5-in-5 Day 4: Strokeweight

Today I made a New Interface for Textual Expression, as part of a continuation of my master’s thesis research. Strokeweight is an interface that correlates gestures of drawing to gestures of text. Click below to view a demonstration video on Vimeo. Technical details can be found after the jump.


Strokeweight: Writing with fruit and Dunsany from Adam Parrish on Vimeo.

(The source text used in the demonstration video is Lord Dunsany’s Poltarnees, Beholder of Ocean, which has nothing to do with fruit. I don’t know why I drew fruit. I guess I drew fruit because it’s easy to draw, and also delicious.)

Here’s how it works.

Strokeweight requires a two-dimensional array of strings. I created this array by running a short story by Lord Dunsany through a Markov chain algorithm, and then using the Markov chain to populate the cells in the array. The algorithm I used works like this: A random seed token is placed in a random grid cell, and this token is passed to the Markov chain to generate values for the surrounding cells. The tokens in those cells are passed to the Markov chain to generate values for the cells surrounding them, and so on recursively, until the entire grid is filled. You end up with a two-dimensional grid that has tree-like “strands” of Markov-compliant text running through it in different directions.

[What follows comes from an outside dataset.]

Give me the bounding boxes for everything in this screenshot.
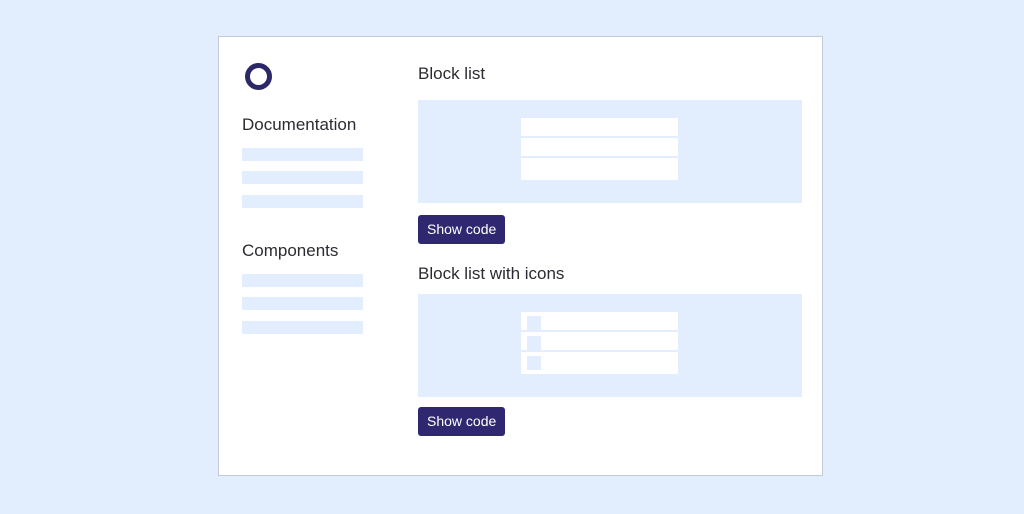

The “Markov grid” thereby created is loaded into a Processing applet, which associates the position of stylus (or the mouse) to a position in the grid. The string contained in that position on the grid is sent (via OSC) to a Cocoa application that actually displays the text. Lifting the stylus from the tablet (or releasing the mouse button) tells the text display to insert a new line; leaving the pen up for more than a second or so will generate a second new line.

setup
Here’s how the interface is set up.

The relationship between the drawing and the text is not literal in any way, of course, but it does manage to capture a number of drawing-related gestures and translate them into textual “gestures”:

  • Small, slow movements of the stylus tend to move along (relatively) coherent sequences of cells, and therefore generate (relatively) coherent text
  • Large, fast movements skip across sequences and create less coherent text
  • Detail work in which the stylus is repeatedly lifted from the tablet, then replaced, creates staccato enjambments
  • Lifting the stylus to “rest” effectively creates a new stanza

Overall, I’m satisfied with the results, especially for a day’s worth of work. I’d like to think about making adjustments to incorporate stylus pressure, and maybe adjust the “markov grid” algorithm to create coherent text more frequently (or ditch the concept altogether).

Bonus for people who have read this far: a complete reading of the poem written in the demonstration video, read by yours truly (192kbps MP3). I did this mostly to test out ITP’s swank new audio booth.